WASHINGTON – Local leaders have always said speed cameras are about safety, not revenue, but with more drivers tapping the brakes in speed camera zones, at least one local government is facing up to having a smaller cash flow.
“We’re looking at a reduction in the current [fiscal] year of about $300,000 compared to last year. From about $1.7 million to about $1.4 million net revenue,” Bowie City Manager David Deutsch says.
That’s linked to a dramatic dropoff in violations at the city’s eight speed cameras. The city took in $35,000 less in October of this year than it did just the month before.
A camera on Belair Drive, for example, snagged 812 citations in August 2010, but only 59 in 2012, Deutsch says.
“A 92 percent reduction. People are slowing down. That’s what we wanted, and it yields a safer community,” he says.

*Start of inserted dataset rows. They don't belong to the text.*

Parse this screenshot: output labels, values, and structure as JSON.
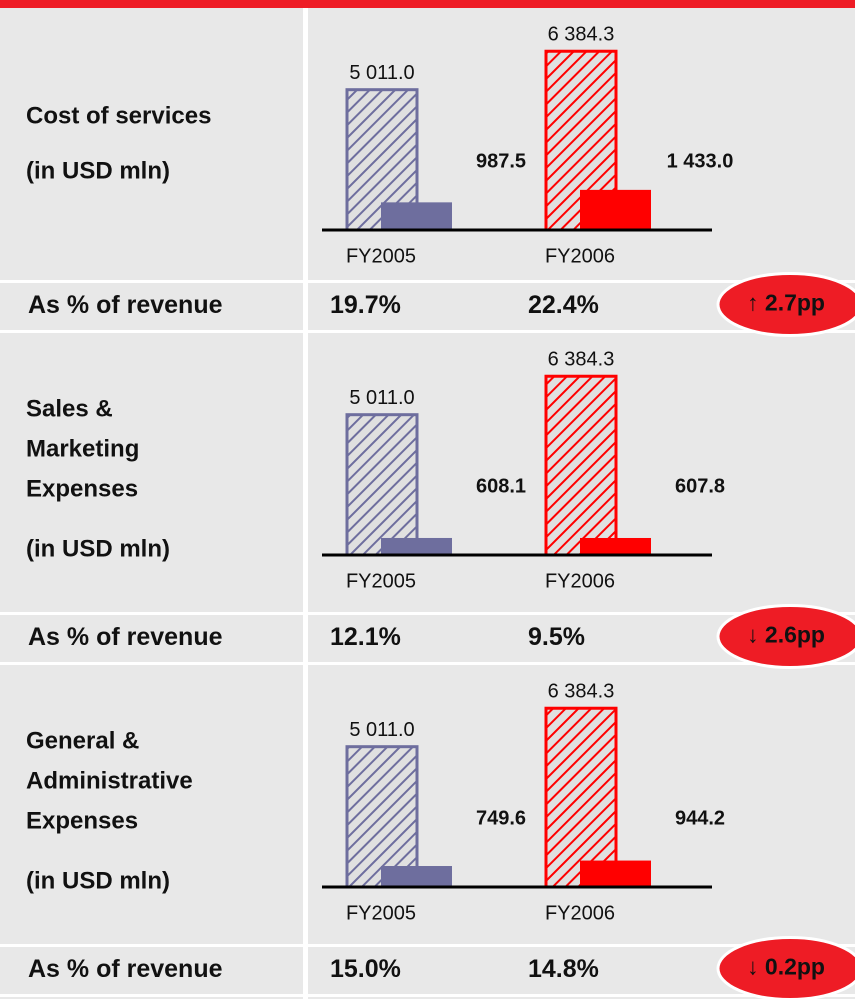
{
  "chart_data": [
    {
      "type": "bar",
      "title": [
        "Cost of services"
      ],
      "unit": "(in USD mln)",
      "categories": [
        "FY2005",
        "FY2006"
      ],
      "colors": [
        "#6e6e9e",
        "#ff0000"
      ],
      "series": [
        {
          "style": "hatched",
          "values": [
            5011.0,
            6384.3
          ],
          "value_labels": [
            "5 011.0",
            "6 384.3"
          ]
        },
        {
          "style": "solid",
          "values": [
            987.5,
            1433.0
          ],
          "value_labels": [
            "987.5",
            "1 433.0"
          ]
        }
      ],
      "share_label": "As % of revenue",
      "share": {
        "values": [
          19.7,
          22.4
        ],
        "value_labels": [
          "19.7%",
          "22.4%"
        ]
      },
      "change": {
        "value": 2.7,
        "label": "↑ 2.7pp"
      }
    },
    {
      "type": "bar",
      "title": [
        "Sales &",
        "Marketing",
        "Expenses"
      ],
      "unit": "(in USD mln)",
      "categories": [
        "FY2005",
        "FY2006"
      ],
      "colors": [
        "#6e6e9e",
        "#ff0000"
      ],
      "series": [
        {
          "style": "hatched",
          "values": [
            5011.0,
            6384.3
          ],
          "value_labels": [
            "5 011.0",
            "6 384.3"
          ]
        },
        {
          "style": "solid",
          "values": [
            608.1,
            607.8
          ]
        }
      ],
      "share_label": "As % of revenue",
      "share": {
        "values": [
          12.1,
          9.5
        ],
        "value_labels": [
          "12.1%",
          "9.5%"
        ]
      },
      "change": {
        "value": -2.6,
        "label": "↓ 2.6pp"
      }
    },
    {
      "type": "bar",
      "title": [
        "General &",
        "Administrative",
        "Expenses"
      ],
      "unit": "(in USD mln)",
      "categories": [
        "FY2005",
        "FY2006"
      ],
      "colors": [
        "#6e6e9e",
        "#ff0000"
      ],
      "series": [
        {
          "style": "hatched",
          "values": [
            5011.0,
            6384.3
          ],
          "value_labels": [
            "5 011.0",
            "6 384.3"
          ]
        },
        {
          "style": "solid",
          "values": [
            749.6,
            944.2
          ]
        }
      ],
      "share_label": "As % of revenue",
      "share": {
        "values": [
          15.0,
          14.8
        ],
        "value_labels": [
          "15.0%",
          "14.8%"
        ]
      },
      "change": {
        "value": -0.2,
        "label": "↓ 0.2pp"
      }
    }
  ]
}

In the same period, the average speed of all cars passing the camera dropped from 29 miles per hour to 26, according to Deutsch.
On that block Friday afternoon, most cars tapped their brakes in the half mile or so before and after the camera.
With less money coming in, the city will have to look elsewhere for cash to pay for police programs and sidewalk improvements funded by the speed camera revenue.
“We’re going to have to adjust as we develop the fiscal ’14 budget, as we get to that phase of our operations in the wintertime,” Deutsch says. “I’m not sure exactly how we’re going to do that, but we’re going to have to fill that gap somehow.”
He adds that although Prince George’s County sometimes puts mobile speed cameras in the city, Bowie doesn’t expect to add any more of its own.